Regardless what happens, we’ll be keeping an eye on this interesting implementation of the buzzword of the year.
Full Press Release
MANCHESTER, UK – November 28, 2018 — CryptoKaiju, a blockchain startup producing the world’s first vinyl toys fully traceable on a public blockchain, is today announcing the launch of both its individual product and subscription box service. Kaiju’s first figure, which is designed to illustrate a Bitcoin-themed traditional Kaiju monster, is aptly named Genesis, the word also used to describe the first block in a blockchain. Only 130 Genesis figures will ship to customers starting early December, with the additional offering of Kaiju’s subscription box service launching later in the month, where subscribers will receive a unique, crypto-themed figure each month.
Frustrated with the absence of provenance and verifiable authenticity in the designer toy market, the Kaiju team is exploring opportunities to work with an array of artists who are equally intrigued in the role that blockchain technology can play in the creation of scarcity and provenance for collectibles. With more than half of all millennials now opting to purchase art online due to the intimidating nature of art acquisition, Kaiju is well placed to serve a growing market of enthusiasts.
Oliver Carding, Co-founder of Crypto Kaiju said, “As a longtime collector of designer toys such as Kaws, Futura Pointmen and Medicom Bearbricks, I’ve previously had issues with not having full confidence that what I was buying was genuine, as well as issues with knowing exactly how many items have been produced in each batch. The concept of bringing not just provenance, but also a personality, through a set of attributes to a physical toy is extremely intriguing. That’s really where the idea for Kaiju came from and we’re excited to explore the full potential of this technology.”
Each figure will have a tamper resistant NFC (near-field communication) chip built into the foot. This technology allows smartphones and other devices to communicate with other devices containing an NFC tag. Each Kaiju will also utilize the same token standard (ERC-721) present in the highly popular virtual game CryptoKitties, allowing each toy’s unique ID tag to be linked physically and digitally, ensuring that the provenance and singularity is unable to be pirated or faked.
Further utilizing its integration blockchain technology, each individual Kaiju toy is represented as a token that sits within a self-executing contract known as a ‘smart contract.’ This unique token contains a set of metadata describing the toy including its birth date, gender, color, a description and two personality traits such as ‘intelligence’ or ‘creativity.’ Certain traits and colors will be scarcer than others, resulting in varying demand for toys, as well as the excitement of the unknown, which is comparable to the feeling derived by baseball card or Pokemon collectors when opening a mystery pack of cards.

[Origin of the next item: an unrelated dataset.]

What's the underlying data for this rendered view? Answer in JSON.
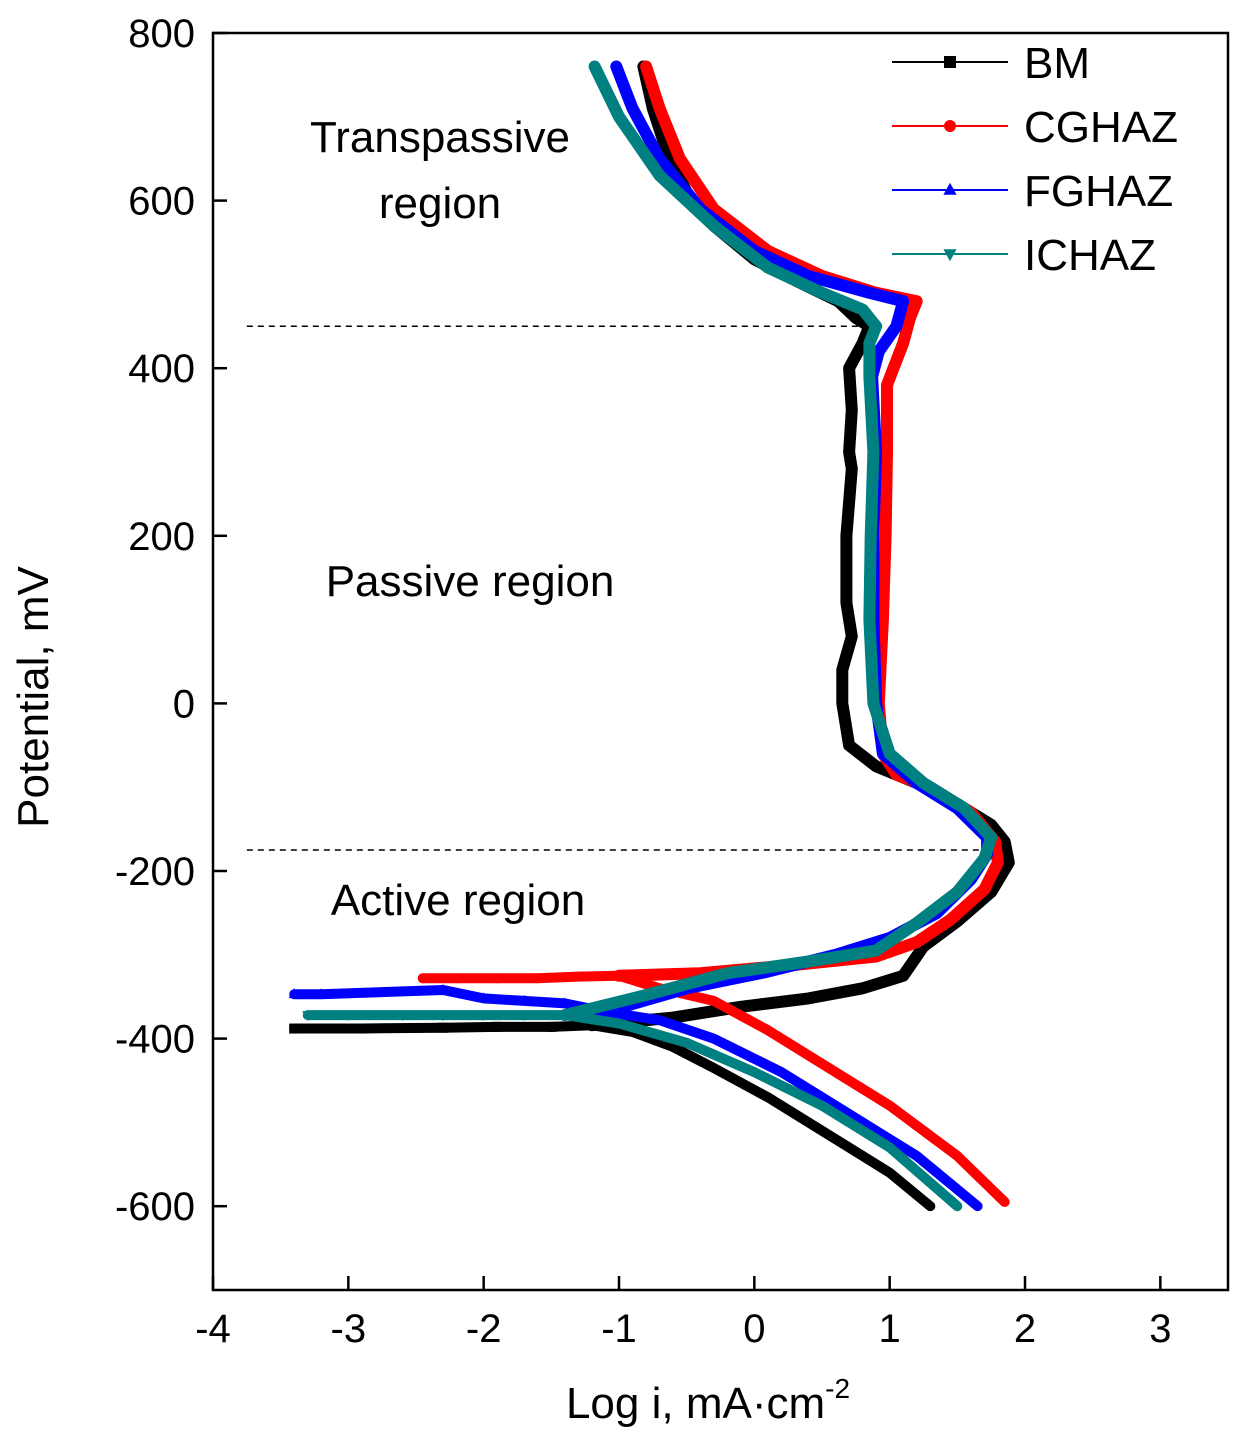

The CryptoKaiju team is comprised of four co-founders, Oliver Carding, founder of blockchain news site CoinJournal in addition to the three co-founders of digital art marketplace Known Origin, David Moore, James Morgan, and Andy Gray. Carding, who founded CoinJournal in 2014, first connected with the Known Origin team at a blockchain meetup in Manchester. Since then, the four have continuously searched for a way to bring blockchain to the masses, and in particular those without a technical background.
Carding added, “Since I initially became interested in cryptocurrencies and blockchains around 5 years ago, I’ve been constantly searching for a simple way to explain the technology to non-technical friends and family. That’s when it dawned on me that and for most people, conceptualizing technology that’s completely intangible is rather difficult. Unless they can actually see or feel the item they’ve purchased, it often doesn’t make sense. We can’t wait to bring the benefits that blockchain offers to a physical product and creating an easy access point for people who wish to get involved in the space.”